When it sinks in that the idea on which she has quit her job and borrowed as much money as she could get her hands on is never going to work, Ms. Rogers cries the whole train ride back to the city. “I was so upset that I called my mother, who isn’t the right person to call when you’ve just fucked up a career, not because she doesn’t have sympathy but because she’s a Southern judge, and her tolerance for stupidity is small,” Ms. Rogers writes.

Why did Ms. Rogers do this to herself?

Well, for classic American reasons: “I wanted what so many people want: a better income, a better life, room to raise my family near great schools, a job where I didn’t get ass-draggy just thinking about starting my day,” she writes. “I felt I had little to show for my 18 years of corporate work; if I had been a cop, at least I would be nearing retirement by now.”
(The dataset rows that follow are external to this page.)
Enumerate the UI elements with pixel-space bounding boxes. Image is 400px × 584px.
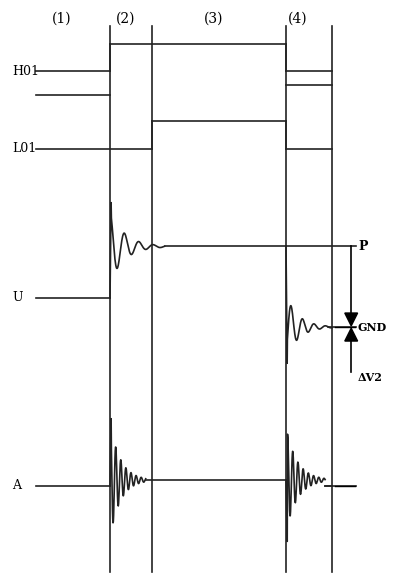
- Text: GND: GND: [358, 322, 387, 332]
- Text: (1): (1): [52, 12, 72, 26]
- Text: ΔV2: ΔV2: [358, 373, 383, 383]
- Text: (2): (2): [116, 12, 136, 26]
- Text: (4): (4): [288, 12, 308, 26]
- Text: L01: L01: [12, 142, 36, 155]
- Text: (3): (3): [204, 12, 224, 26]
- Text: P: P: [358, 240, 368, 253]
- Polygon shape: [345, 313, 358, 326]
- Text: A: A: [12, 479, 21, 492]
- Text: U: U: [12, 291, 22, 304]
- Polygon shape: [345, 328, 358, 341]
- Text: H01: H01: [12, 65, 39, 78]
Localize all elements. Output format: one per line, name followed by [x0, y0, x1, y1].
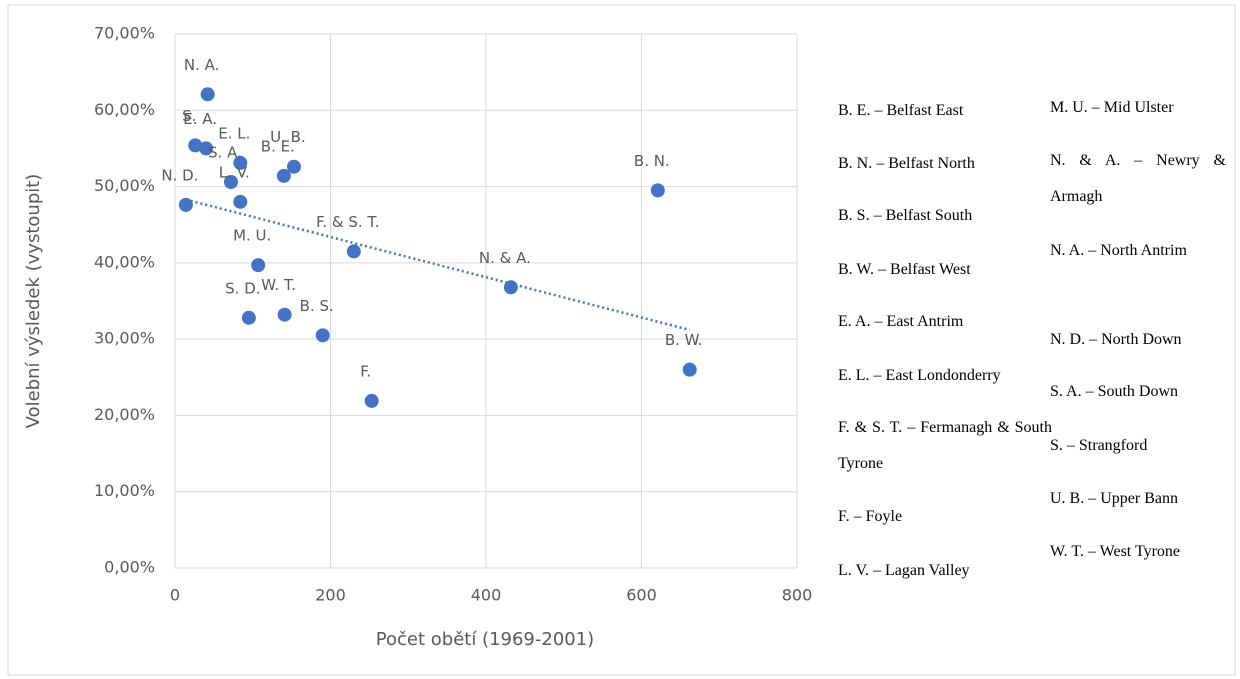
key-entry: B. S. – Belfast South: [838, 207, 973, 224]
point-label: U. B.: [270, 128, 306, 146]
key-entry: N. D. – North Down: [1050, 331, 1182, 348]
x-tick-label: 800: [782, 586, 813, 605]
y-tick-label: 30,00%: [94, 329, 155, 348]
data-point: [277, 307, 292, 322]
key-entry: B. W. – Belfast West: [838, 261, 971, 278]
data-point: [251, 258, 266, 273]
data-point: [233, 194, 248, 209]
key-entry: E. A. – East Antrim: [838, 313, 964, 330]
key-entry: B. N. – Belfast North: [838, 155, 975, 172]
x-tick-label: 400: [471, 586, 502, 605]
data-point: [241, 310, 256, 325]
y-tick-label: 0,00%: [104, 558, 155, 577]
key-entry: N. & A. – Newry & Armagh: [1050, 152, 1226, 205]
y-axis-title: Volební výsledek (vystoupit): [23, 174, 44, 429]
data-point: [178, 197, 193, 212]
x-tick-label: 600: [626, 586, 657, 605]
x-tick-label: 0: [170, 586, 180, 605]
chart-border: [7, 4, 1236, 676]
y-tick-label: 10,00%: [94, 481, 155, 500]
data-point: [223, 174, 238, 189]
x-axis-title: Počet obětí (1969-2001): [376, 629, 594, 650]
point-label: S. A.: [208, 143, 242, 161]
data-point: [276, 168, 291, 183]
key-entry: U. B. – Upper Bann: [1050, 490, 1178, 507]
data-point: [650, 183, 665, 198]
x-tick-label: 200: [315, 586, 346, 605]
key-entry: B. E. – Belfast East: [838, 102, 964, 119]
data-point: [682, 362, 697, 377]
y-tick-label: 70,00%: [94, 24, 155, 43]
point-label: E. A.: [183, 110, 217, 128]
point-label: F. & S. T.: [316, 213, 379, 231]
point-label: B. S.: [300, 297, 334, 315]
key-entry: F. & S. T. – Fermanagh & South Tyrone: [838, 419, 1052, 472]
data-point: [315, 328, 330, 343]
point-label: L. V.: [219, 163, 250, 181]
point-label: W. T.: [261, 276, 296, 294]
y-tick-label: 50,00%: [94, 176, 155, 195]
y-tick-label: 60,00%: [94, 100, 155, 119]
data-point: [503, 280, 518, 295]
point-label: B. N.: [634, 152, 670, 170]
key-entry: N. A. – North Antrim: [1050, 242, 1187, 259]
key-entry: S. – Strangford: [1050, 437, 1148, 454]
key-entry: F. – Foyle: [838, 508, 903, 525]
data-point: [346, 244, 361, 259]
data-point: [233, 155, 248, 170]
point-label: N. D.: [161, 166, 198, 184]
point-label: S.: [182, 107, 196, 125]
data-point: [188, 138, 203, 153]
key-entry: W. T. – West Tyrone: [1050, 543, 1181, 560]
key-entry: E. L. – East Londonderry: [838, 367, 1001, 384]
point-label: B. E.: [261, 137, 295, 155]
key-entry: M. U. – Mid Ulster: [1050, 99, 1174, 116]
point-label: N. & A.: [479, 249, 531, 267]
y-tick-label: 40,00%: [94, 252, 155, 271]
point-label: N. A.: [184, 56, 220, 74]
data-point: [199, 141, 214, 156]
key-entry: L. V. – Lagan Valley: [838, 562, 970, 579]
point-label: F.: [360, 362, 371, 380]
data-point: [286, 159, 301, 174]
y-tick-label: 20,00%: [94, 405, 155, 424]
point-label: S. D.: [225, 279, 260, 297]
point-label: B. W.: [665, 331, 703, 349]
key-entry: S. A. – South Down: [1050, 383, 1179, 400]
trendline: [185, 198, 691, 332]
data-point: [200, 87, 215, 102]
point-label: E. L.: [218, 124, 250, 142]
point-label: M. U.: [233, 227, 271, 245]
data-point: [364, 393, 379, 408]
And, O.K., quitting a safe job doesn’t rank up there with the most heroic acts of all time (I don’t recall any such tales recounted in The Iliad or The Epic of Gilgamesh), but for most of us regular people, who aren’t destined to lay siege to enemy cities or slay monsters—but who do, however, have interest piling up on our credit cards—it’s one of the scariest things imaginable.

And it’s pretty hard to imagine anyone who could read this book and not sigh with relief when Ms. Rogers makes her first sale. That, along the way, we learn a few things about buying, selling, renting and renovating real estate (“my first piece of advice is … marry a plumber”) is nice, too.

Adelle Waldman is a writer living in Manhattan.